L’une, dans sa forme la plus radicale, magnifiant la force brutale, exhortant au combat contre le mécréant, pratiquant l’absolution religieuse du meurtre de l’incroyant, l’encouragement du viol de la femme impure. Pour ce mâle, à l’origine mammifère, naturellement en rut, une partie du monde a choisi de vénérer la virilité, la puissance sexuelle et d’autoriser, dans certains cas, le passage à l’acte.

L’autre partie a opté pour l’éducation, le respect et l’écoute de l’autre, selon des principes laïcs et religieux qui ont abouti à une émancipation féminine que finalement peu d’entre nous regrettent aujourd’hui. La première partie voile l’objet du désir et génère chez le mâle la frustration permanente, la pulsion brute confinée, sans possibilité de cette expression verbale que l’on appelle la séduction. Cette religion, dans son interprétation originelle, castratrice jusqu’au nihilisme, n’existant que par l’interdit et la négation de soi, soumet la femme et l’homme à d’inhumaines postures, occasionne chez les unes et les autres des troubles de la construction identitaire et sexuelle déjà largement étudiés.

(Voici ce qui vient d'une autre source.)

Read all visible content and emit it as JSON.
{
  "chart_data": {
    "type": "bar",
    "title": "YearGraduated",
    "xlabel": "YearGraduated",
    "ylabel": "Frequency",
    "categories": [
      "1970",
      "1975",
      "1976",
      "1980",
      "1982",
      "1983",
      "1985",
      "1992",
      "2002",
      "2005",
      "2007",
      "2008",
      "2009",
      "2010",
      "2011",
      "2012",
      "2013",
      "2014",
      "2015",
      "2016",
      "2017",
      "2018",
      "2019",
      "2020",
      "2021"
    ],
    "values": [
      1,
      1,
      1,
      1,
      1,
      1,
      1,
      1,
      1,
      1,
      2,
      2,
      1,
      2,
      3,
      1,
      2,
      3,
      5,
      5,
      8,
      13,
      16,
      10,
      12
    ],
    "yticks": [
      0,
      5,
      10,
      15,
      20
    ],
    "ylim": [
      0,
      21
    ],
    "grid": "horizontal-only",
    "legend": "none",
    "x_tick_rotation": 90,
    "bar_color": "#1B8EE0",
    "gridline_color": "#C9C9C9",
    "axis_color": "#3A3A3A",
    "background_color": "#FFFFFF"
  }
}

Chez nous, il reste la possibilité usuelle de transformer la pulsion brutale en demande de consentement mutuel par le jeu de la séduction. Une pratique permise par le partage de codes sociaux communs et du langage, en principe maîtrisés à l’issue d’études. Avec un certain type de nouveaux venus dans nos sociétés se noue une triple problématique liée à la religion autorisant le passage à l’acte sur la mécréante, à une inculture chronique chez des personnes qui se révèlent la plupart du temps illettrées et ne maîtrisant aucun de nos codes sociaux, et le spectacle de nos filles, de nos compagnes, belles et perçues culturellement comme inférieures, soumises et autorisées.

Mais dans la pire des optiques – celle de la cinquième colonne des combattants islamiques -, le viol retrouve sa fonction guerrière utilisée depuis l’Antiquité dans quasiment tous les conflits. Terroriser l’ennemi, le sidérer, réduire à néant le moral d’une nation tout entière. Mais encore transformer l’espèce en introduisant d’autres gènes, transmettre des maladies, défaire les familles et les identités, tant culturelles que génétiques…

Toutes ces options s’intriquent aujourd’hui : celle, religieuse, qui transforme la femme en tentatrice, coupable de son propre viol ; celle, éducative, qui ravale l’homme inculte au rang de la bête ; et la dernière, guerrière, arme de conquête ethnique et territoriale. Au-delà des massacres de masse commis au Bataclan ou à l’Hyper Cacher, les viols allemands et d’Europe du Nord, ceux, encore isolés, en France, commis par des étrangers habités du sentiment d’impunité, sont bel et bien le stigmate palpable d’une incompatibilité chronique entre deux civilisations, mais également la symbolique d’une guerre déclarée.